Bronson, whom Koh considers a sort of father figure, worries about the speed of his onetime studio assistant’s success. “I really hate seeing artists take off that fast, because they almost always crash,” Bronson says. “Terence is the real thing. But even real deals can burn out. I say that to him all the time.” Helping set the pace of an artist’s career is one of a dealer’s primary functions, and Peres’s balls-out speed raises eyebrows. “I see young artists as embers to be patiently fanned into flame.

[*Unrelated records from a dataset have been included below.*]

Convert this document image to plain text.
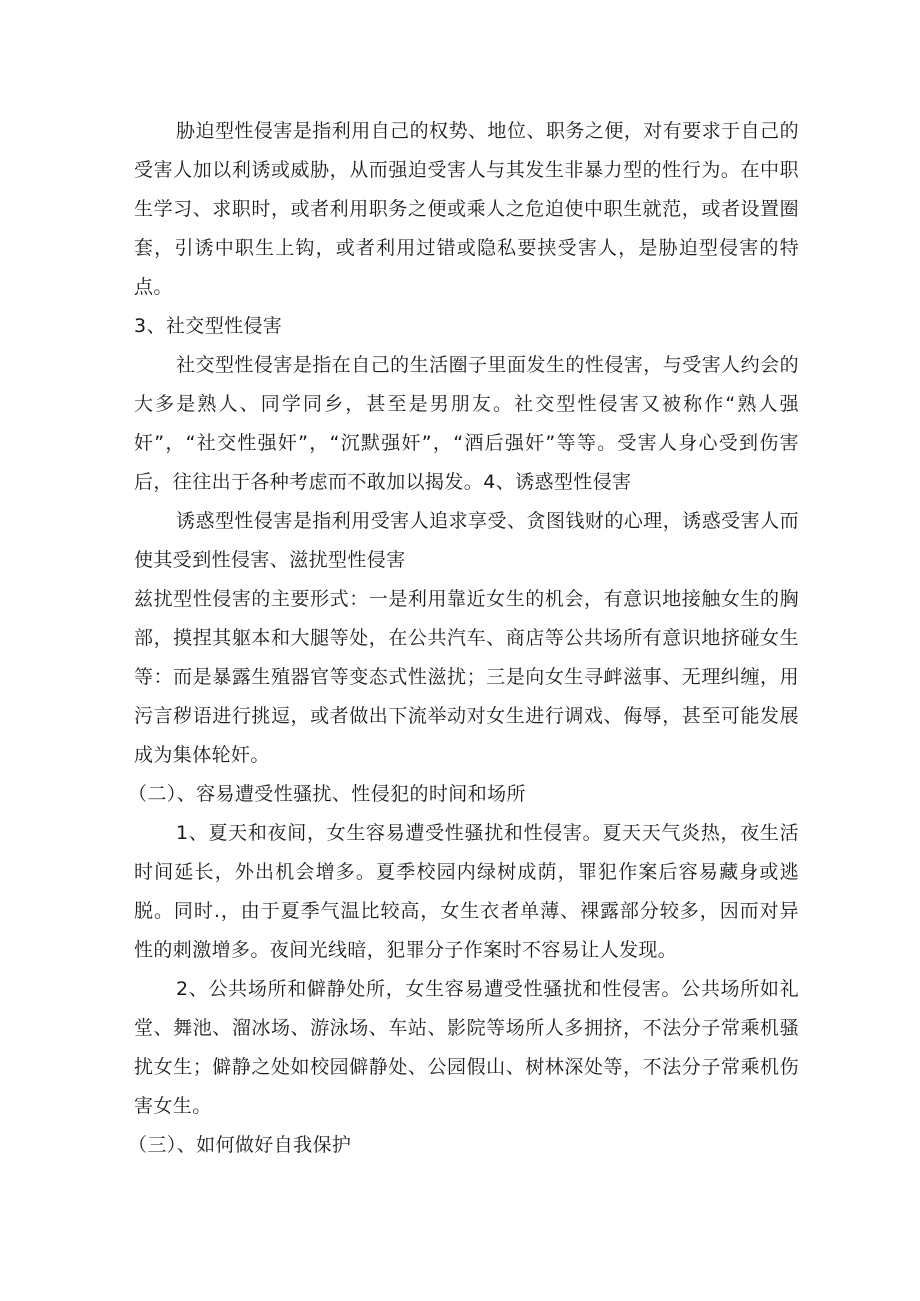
胁迫型性侵害是指利用自己的权势、地位、职务之便，对有要求于自己的受害人加以利诱或威胁，从而强迫受害人与其发生非暴力型的性行为。在中职生学习、求职时，或者利用职务之便或乘人之危迫使中职生就范，或者设置圈套，引诱中职生上钩，或者利用过错或隐私要挟受害人，是胁迫型侵害的特点。

3、社交型性侵害

社交型性侵害是指在自己的生活圈子里面发生的性侵害，与受害人约会的大多是熟人、同学同乡，甚至是男朋友。社交型性侵害又被称作“熟人强奸”，“社交性强奸”，“沉默强奸”，“酒后强奸”等等。受害人身心受到伤害后，往往出于各种考虑而不敢加以揭发。4、诱惑型性侵害

诱惑型性侵害是指利用受害人追求享受、贪图钱财的心理，诱惑受害人而使其受到性侵害、滋扰型性侵害

兹扰型性侵害的主要形式：一是利用靠近女生的机会，有意识地接触女生的胸部，摸捏其躯本和大腿等处，在公共汽车、商店等公共场所有意识地挤碰女生等：而是暴露生殖器官等变态式性滋扰；三是向女生寻衅滋事、无理纠缠，用污言秽语进行挑逗，或者做出下流举动对女生进行调戏、侮辱，甚至可能发展成为集体轮奸。

（二）、容易遭受性骚扰、性侵犯的时间和场所

1、夏天和夜间，女生容易遭受性骚扰和性侵害。夏天天气炎热，夜生活时间延长，外出机会增多。夏季校园内绿树成荫，罪犯作案后容易藏身或逃脱。同时.，由于夏季气温比较高，女生衣者单薄、裸露部分较多，因而对异性的刺激增多。夜间光线暗，犯罪分子作案时不容易让人发现。

2、公共场所和僻静处所，女生容易遭受性骚扰和性侵害。公共场所如礼堂、舞池、溜冰场、游泳场、车站、影院等场所人多拥挤，不法分子常乘机骚扰女生；僻静之处如校园僻静处、公园假山、树林深处等，不法分子常乘机伤害女生。

（三）、如何做好自我保护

Javier’s approach appears to be more like pouring gasoline on it,” says Becky Smith of Chelsea’s Bellwether Gallery. “Call me old school, but when it comes to an artist’s trajectory, I look at the whole ‘Kaboom!’ thing suspiciously.”

The pitfall here is that getting the art world’s attention is child’s play compared with keeping it. “He’s in a very interesting moment,” observes Ruf. “Some artists don’t even get looked at, but others have the problem of only being fascinating. People are fascinated by Terence’s objects and the white spaces. But as an artist, you have to ensure they have an experience beyond that first fascinating moment. That’s a challenge Terence will have to face just as Andreas Gursky and Jeff Koons did.”

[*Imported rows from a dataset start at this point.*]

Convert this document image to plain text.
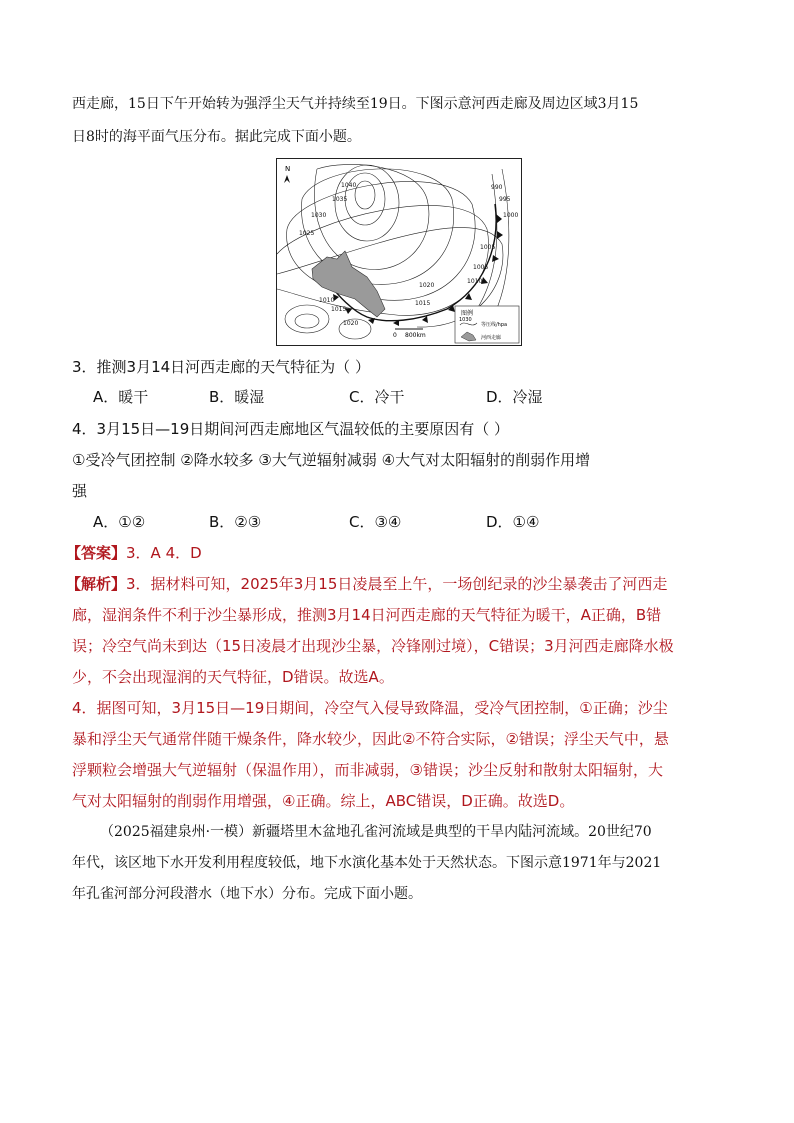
西走廊，15日下午开始转为强浮尘天气并持续至19日。下图示意河西走廊及周边区域3月15
日8时的海平面气压分布。据此完成下面小题。
N
1040
1035
1030
1025
1020
1015
1010
1015
1020
1005
1000
995
990
1005
1010
0 800km
图例
1030
等压线/hpa
河西走廊
3．推测3月14日河西走廊的天气特征为（ ）
A．暖干	B．暖湿	C．冷干	D．冷湿
4．3月15日—19日期间河西走廊地区气温较低的主要原因有（ ）
①受冷气团控制 ②降水较多 ③大气逆辐射减弱 ④大气对太阳辐射的削弱作用增
强
A．①②	B．②③	C．③④	D．①④
【答案】3．A 4．D
【解析】3．据材料可知，2025年3月15日凌晨至上午，一场创纪录的沙尘暴袭击了河西走
廊，湿润条件不利于沙尘暴形成，推测3月14日河西走廊的天气特征为暖干，A正确，B错
误；冷空气尚未到达（15日凌晨才出现沙尘暴，冷锋刚过境），C错误；3月河西走廊降水极
少，不会出现湿润的天气特征，D错误。故选A。
4．据图可知，3月15日—19日期间，冷空气入侵导致降温，受冷气团控制，①正确；沙尘
暴和浮尘天气通常伴随干燥条件，降水较少，因此②不符合实际，②错误；浮尘天气中，悬
浮颗粒会增强大气逆辐射（保温作用），而非减弱，③错误；沙尘反射和散射太阳辐射，大
气对太阳辐射的削弱作用增强，④正确。综上，ABC错误，D正确。故选D。
（2025福建泉州·一模）新疆塔里木盆地孔雀河流域是典型的干旱内陆河流域。20世纪70
年代，该区地下水开发利用程度较低，地下水演化基本处于天然状态。下图示意1971年与2021
年孔雀河部分河段潜水（地下水）分布。完成下面小题。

It’s impossible to say whether the Whitney installation will deliver the type of transcendent experience Ruf describes, but it certainly shows that Koh won’t let himself be labeled a one-trick pony. There are no vitrines. No white powder. Nothing broken, decomposing, or vaguely sexual. Instead, inside a pristine room will stand a spindly tripod holding a movie spotlight, 600 degrees Fahrenheit at its surface and emitting an artificial daylight visible yards away on Madison Avenue. “It casts hypersharp shadows even in the middle of the day,” says curator Shamim M. Momin, who also selected Koh for the 2004 Whitney Biennial. “You’ll walk in, start to sense that it’s crazy bright, then turn and have it explode into your vision. The idea is to evoke a physical sensation that is both painful and amazing.”

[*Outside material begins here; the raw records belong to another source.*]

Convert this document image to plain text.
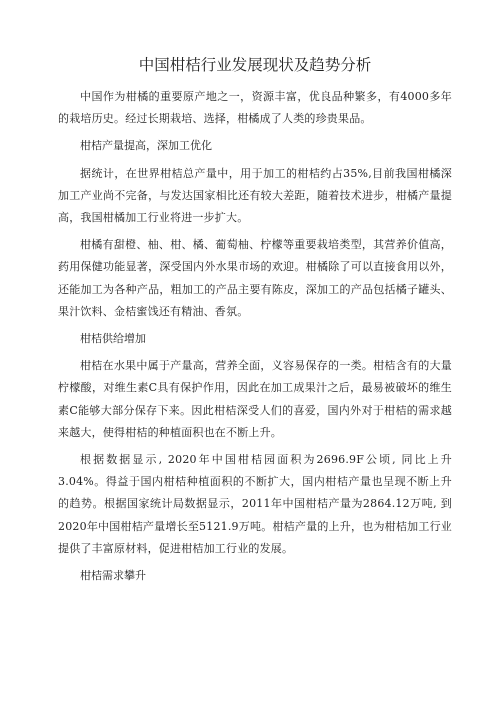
中国柑桔行业发展现状及趋势分析

中国作为柑橘的重要原产地之一，资源丰富，优良品种繁多，有4000多年的栽培历史。经过长期栽培、选择，柑橘成了人类的珍贵果品。

柑桔产量提高，深加工优化

据统计，在世界柑桔总产量中，用于加工的柑桔约占35%,目前我国柑橘深加工产业尚不完备，与发达国家相比还有较大差距，随着技术进步，柑橘产量提高，我国柑橘加工行业将进一步扩大。

柑橘有甜橙、柚、柑、橘、葡萄柚、柠檬等重要栽培类型，其营养价值高，药用保健功能显著，深受国内外水果市场的欢迎。柑橘除了可以直接食用以外，还能加工为各种产品，粗加工的产品主要有陈皮，深加工的产品包括橘子罐头、果汁饮料、金桔蜜饯还有精油、香氛。

柑桔供给增加

柑桔在水果中属于产量高，营养全面，义容易保存的一类。柑桔含有的大量柠檬酸，对维生素C具有保护作用，因此在加工成果汁之后，最易被破坏的维生素C能够大部分保存下来。因此柑桔深受人们的喜爱，国内外对于柑桔的需求越来越大，使得柑桔的种植面积也在不断上升。

根据数据显示, 2020年中国柑桔园面积为2696.9F公顷, 同比上升3.04%。得益于国内柑桔种植面积的不断扩大，国内柑桔产量也呈现不断上升的趋势。根据国家统计局数据显示，2011年中国柑桔产量为2864.12万吨, 到2020年中国柑桔产量增长至5121.9万吨。柑桔产量的上升，也为柑桔加工行业提供了丰富原材料，促进柑桔加工行业的发展。

柑桔需求攀升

Next up for Koh is a group show at London’s Victoria Miro Gallery, another solo exhibition during Art Basel, and a public-arts project in Beijing planned to coincide with the 2008 Olympics. Not to mention plans to start working with a heavy-hitting European gallery. Despite Bronson’s advice, Koh does not fear fizzling. “I think it’s quite elegant when a star starts burning out, becoming much brighter and then eventually imploding and becoming a black hole, becoming antimatter,” he says. “I look forward to it. Just not for a billion or so years.”